One of the issues that we have is multiple teams (application development. application maintenance and more) accessing the same code base and making changes at the same time. The problem is trying to merge changes from Project A into what Project B is doing while at the same time making sure that the team handling the main trunk, maintenance, isn’t left out in the cold. This can be handled through branching and merging back into the source trunk, but it can be difficult if you have multiple projects going at the same or even if you have just two projects, but their deployment schedules aren’t firm.
The other way to do things is to use something called a feature flag. In this model everyone works in the same codebased, checks in code all the time, but their feature, what they are working on, is not visible until their feature flag is turned on. So, imagine this: you deploy a new application into production on Tuesday, but make sure that the feature flag is off. When Thursday comes and your boss says “Make it live”, you just need to turn a flag from “off” to “on” and you’re done. No outage window. When combined with a more services oriented architecture you have the opportunity to deploy when you want and make features availalbe when you want.
Perhaps you only want a feature available to certain people. You can do that. At certain times of the day? You can do that. Only to people whos last name contains a vowel in the second character. You can do that! Feature flags can ensure that features can be introduced and “backed out” at will, merely through changing a flag. Imagine a feature not working properly, you just turn it off and the system acts as if it doesn’t exist.
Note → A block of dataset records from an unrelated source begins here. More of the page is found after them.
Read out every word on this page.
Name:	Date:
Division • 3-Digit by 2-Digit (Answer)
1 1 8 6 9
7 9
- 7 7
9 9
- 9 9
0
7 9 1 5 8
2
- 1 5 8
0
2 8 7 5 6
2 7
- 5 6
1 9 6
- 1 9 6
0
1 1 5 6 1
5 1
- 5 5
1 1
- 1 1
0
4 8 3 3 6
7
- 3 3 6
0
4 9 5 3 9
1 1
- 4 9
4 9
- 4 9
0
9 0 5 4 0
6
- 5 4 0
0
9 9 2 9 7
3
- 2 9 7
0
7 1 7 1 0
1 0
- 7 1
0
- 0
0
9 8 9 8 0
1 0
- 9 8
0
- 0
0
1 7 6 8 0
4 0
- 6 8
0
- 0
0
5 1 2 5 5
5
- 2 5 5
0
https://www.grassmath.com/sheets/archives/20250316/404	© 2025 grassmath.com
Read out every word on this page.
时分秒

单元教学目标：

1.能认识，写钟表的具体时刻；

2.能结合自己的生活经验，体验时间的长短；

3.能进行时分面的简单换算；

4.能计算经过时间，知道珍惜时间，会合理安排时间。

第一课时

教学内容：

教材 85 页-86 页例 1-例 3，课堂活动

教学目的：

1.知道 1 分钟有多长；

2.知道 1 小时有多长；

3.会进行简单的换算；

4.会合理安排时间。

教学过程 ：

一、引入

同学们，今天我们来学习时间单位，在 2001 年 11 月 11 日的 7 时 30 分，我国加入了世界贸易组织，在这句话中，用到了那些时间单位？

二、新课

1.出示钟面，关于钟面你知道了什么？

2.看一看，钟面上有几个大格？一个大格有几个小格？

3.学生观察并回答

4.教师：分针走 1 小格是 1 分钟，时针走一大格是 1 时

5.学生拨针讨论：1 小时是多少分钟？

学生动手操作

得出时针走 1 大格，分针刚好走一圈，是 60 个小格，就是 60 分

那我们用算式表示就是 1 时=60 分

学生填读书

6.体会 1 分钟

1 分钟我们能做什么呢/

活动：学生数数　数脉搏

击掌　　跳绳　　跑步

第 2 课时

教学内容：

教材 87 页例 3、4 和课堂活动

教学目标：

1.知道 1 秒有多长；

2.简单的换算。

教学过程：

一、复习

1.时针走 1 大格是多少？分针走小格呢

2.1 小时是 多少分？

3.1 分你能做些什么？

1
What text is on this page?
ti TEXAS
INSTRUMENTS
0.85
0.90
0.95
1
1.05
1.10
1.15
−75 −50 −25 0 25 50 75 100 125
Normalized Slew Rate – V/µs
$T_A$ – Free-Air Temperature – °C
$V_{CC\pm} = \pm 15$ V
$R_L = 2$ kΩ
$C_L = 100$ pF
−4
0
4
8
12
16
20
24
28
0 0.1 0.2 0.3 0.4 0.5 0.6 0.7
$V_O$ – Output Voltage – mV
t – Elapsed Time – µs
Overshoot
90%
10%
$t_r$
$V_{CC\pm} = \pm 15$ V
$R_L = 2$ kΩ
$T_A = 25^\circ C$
OK, time to get excited. You see where I’m going with this, don’t you? By combining (micro)services, a leaner pipeline through the introduction of feature flags, you can introduce new technology very quickly, very easily, and do it using dozens or hundreds of different teams.
Does this work in real life? Does anyone shop at Amazon? The used to be monolithic, then they went services. According to a 2015 presentation they do over 50 million deployments per year across all of their environments. How do you think they get Amazon Prime day working properly? Feature flags. Turn it on at a specific time and turn it off at a specific time. How do you think they fix problems that occur on a busy day? Services. Small changes made to small pieces of code and tested in an automated fashion.
None of this is new, it’s been worked on by some of the biggest companies and some of the smallest companies in the world. It works.